Detect: output format matches examples, not the spec; switching to zero-shot produces the correct format.
Fix: always keep examples consistent with the current output format spec; when format changes, update all examples simultaneously.

XML tag names collide with user-supplied content
Why: user message contains text that looks like XML tags matching your structural tags (e.g., a user writes </task>); this closes the structural tag prematurely.
Detect: Claude treats user-supplied content after the tag as a structural boundary; output is truncated or misformatted.
Fix: use unique, unlikely tag names (e.g., <SYSTEM_TASK> not <task>); or sanitise user content to escape < and > before injection.
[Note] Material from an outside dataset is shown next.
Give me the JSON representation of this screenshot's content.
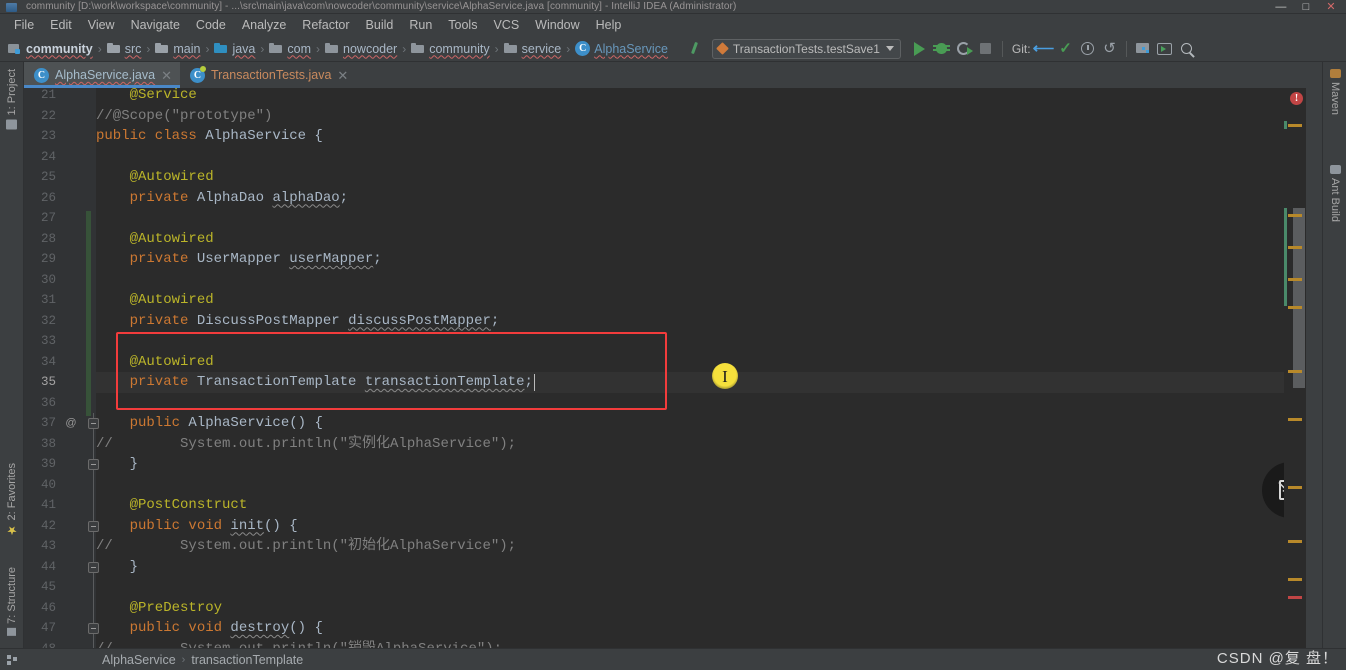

DSPy optimisation overfits to the eval set
Why: the eval set used during DSPy optimisation is the same set used to measure improvement; the optimiser finds prompts that score well on these specific examples.
Detect: DSPy-optimised prompt scores 30% better on the optimisation set but shows no improvement on a held-out test set.
Fix: split data into optimisation set and held-out test set before running DSPy; report improvement on the held-out set only.

Prompt compression removes critical context
Why: LLMLingua or similar compression aggressively removes tokens; it removes a constraint or caveat that the full-length prompt contained.
Detect: compressed-prompt answers violate a constraint that the full prompt enforced; faithfulness drops after compression.
Fix: mark critical constraints as anchor tokens that the compressor must preserve; validate compressed prompt against a checklist of required instructions.

Connections

apis/anthropic-api — extended thinking, prompt caching, tool use
evals/methodology — measuring whether prompt changes actually improve task performance
rag/pipeline — structuring retrieved context in prompts
security/prompt-injection — prompt injection attack patterns and defences
prompting/dspy — automated prompt optimisation
prompting/context-engineering — managing context window beyond just prompt phrasing

Open Questions

Does XML structuring advantage persist for Claude 5+ or was it an artefact of specific training data?
How does the optimal few-shot count vary by task domain — is 2-5 still right for highly technical tasks?
When DSPy-optimised prompts are 40% better than hand-written ones, what does that imply about the upper bound of manual prompt engineering skill?